Explore common elements of stream processing architecture
Last updated
Last updated
There are many technologies that you can use to implement a stream processing solution, but while specific implementation details may vary, there are common elements to most streaming architectures.
At its simplest, a high-level architecture for stream processing looks like this:
An event generates some data. This might be a signal being emitted by a sensor, a social media message being posted, a log file entry being written, or any other occurrence that results in some digital data.
The generated data is captured in a streaming source for processing. In simple cases, the source may be a folder in a cloud data store or a table in a database. In more robust streaming solutions, the source may be a "queue" that encapsulates logic to ensure that event data is processed in order and that each event is processed only once.
The event data is processed, often by a perpetual query that operates on the event data to select data for specific types of events, project data values, or aggregate data values over temporal (time-based) periods (or windows) - for example, by counting the number of sensor emissions per minute.
The results of the stream processing operation are written to an output (or sink), which may be a file, a database table, a real-time visual dashboard, or another queue for further processing by a subsequent downstream query.
Microsoft Azure supports multiple technologies that you can use to implement real-time analytics of streaming data, including:
Azure Stream Analytics: A platform-as-a-service (PaaS) solution that you can use to define streaming jobs that ingest data from a streaming source, apply a perpetual query, and write the results to an output.
Spark Structured Streaming: An open-source library that enables you to develop complex streaming solutions on Apache Spark based services, including Azure Synapse Analytics, Azure Databricks, and Azure HDInsight.
Azure Data Explorer: A high-performance database and analytics service that is optimized for ingesting and querying batch or streaming data with a time-series element, and which can be used as a standalone Azure service or as an Azure Synapse Data Explorer runtime in an Azure Synapse Analytics workspace.
The following services are commonly used to ingest data for stream processing on Azure:
Azure Event Hubs: A data ingestion service that you can use to manage queues of event data, ensuring that each event is processed in order, exactly once.
Azure IoT Hub: A data ingestion service that is similar to Azure Event Hubs, but which is optimized for managing event data from Internet-of-things (IoT) devices.
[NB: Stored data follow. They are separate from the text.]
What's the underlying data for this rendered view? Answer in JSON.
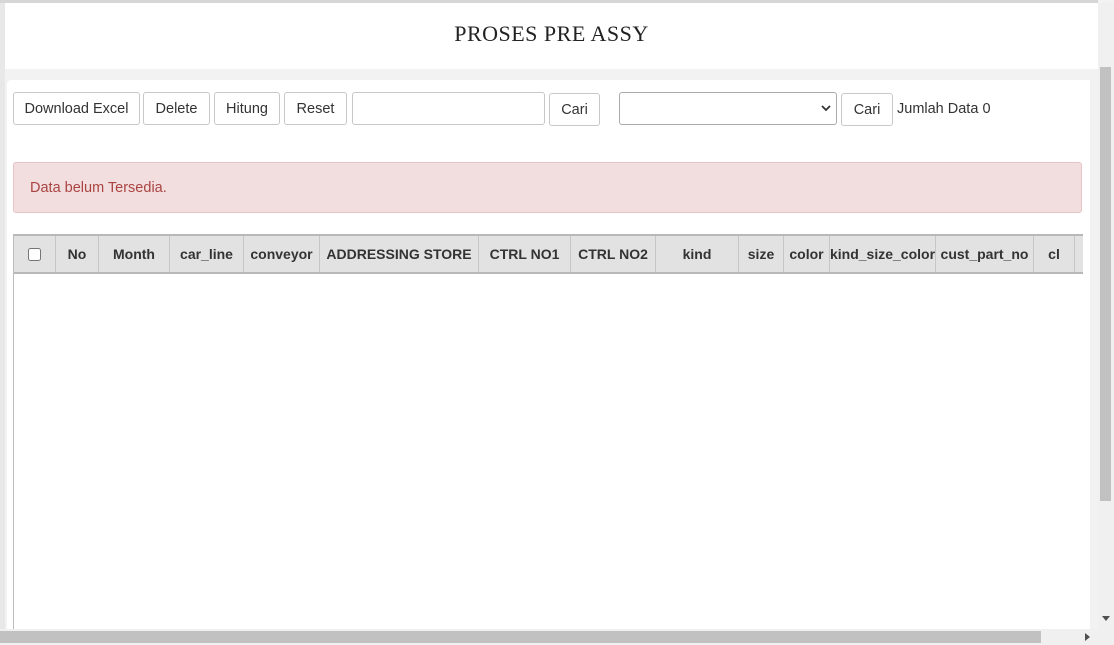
{
  "header": {
    "title": "PROSES PRE ASSY"
  },
  "toolbar": {
    "download_excel": "Download Excel",
    "delete": "Delete",
    "hitung": "Hitung",
    "reset": "Reset",
    "search_value": "",
    "cari_1": "Cari",
    "select_value": "",
    "cari_2": "Cari",
    "count_label": "Jumlah Data",
    "count_value": "0"
  },
  "alert": {
    "message": "Data belum Tersedia."
  },
  "table": {
    "columns": [
      "No",
      "Month",
      "car_line",
      "conveyor",
      "ADDRESSING STORE",
      "CTRL NO1",
      "CTRL NO2",
      "kind",
      "size",
      "color",
      "kind_size_color",
      "cust_part_no",
      "cl"
    ],
    "rows": []
  },
  "icons": {
    "select_chevron": "chevron-down-icon",
    "scroll_down": "scroll-down-arrow-icon",
    "scroll_right": "scroll-right-arrow-icon"
  }
}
Azure Data Lake Store Gen 2: A highly scalable storage service that is often used in batch processing scenarios, but which can also be used as a source of streaming data.
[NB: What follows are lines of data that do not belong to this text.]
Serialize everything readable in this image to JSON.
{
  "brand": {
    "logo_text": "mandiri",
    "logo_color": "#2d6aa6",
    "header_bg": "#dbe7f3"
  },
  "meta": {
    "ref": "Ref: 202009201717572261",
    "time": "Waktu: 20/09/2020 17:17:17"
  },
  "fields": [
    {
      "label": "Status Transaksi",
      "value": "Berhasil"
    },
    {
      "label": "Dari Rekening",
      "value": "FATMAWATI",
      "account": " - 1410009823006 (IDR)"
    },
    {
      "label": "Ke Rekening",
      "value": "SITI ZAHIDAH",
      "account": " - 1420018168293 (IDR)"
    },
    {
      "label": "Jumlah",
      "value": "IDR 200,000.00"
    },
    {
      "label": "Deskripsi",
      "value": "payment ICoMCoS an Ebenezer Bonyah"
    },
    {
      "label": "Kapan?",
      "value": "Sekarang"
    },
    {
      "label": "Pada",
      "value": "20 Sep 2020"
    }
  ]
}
Apache Kafka: An open-source data ingestion solution that is commonly used together with Apache Spark. You can use Azure HDInsight to create a Kafka cluster.
The output from stream processing is often sent to the following services:
Azure Event Hubs: Used to queue the processed data for further downstream processing.
Azure Data Lake Store Gen 2 or Azure blob storage: Used to persist the processed results as a file.
Azure SQL Database or Azure Synapse Analytics, or Azure Databricks: Used to persist the processed results in a database table for querying and analysis.
Microsoft Power BI: Used to generate real time data visualizations in reports and dashboards.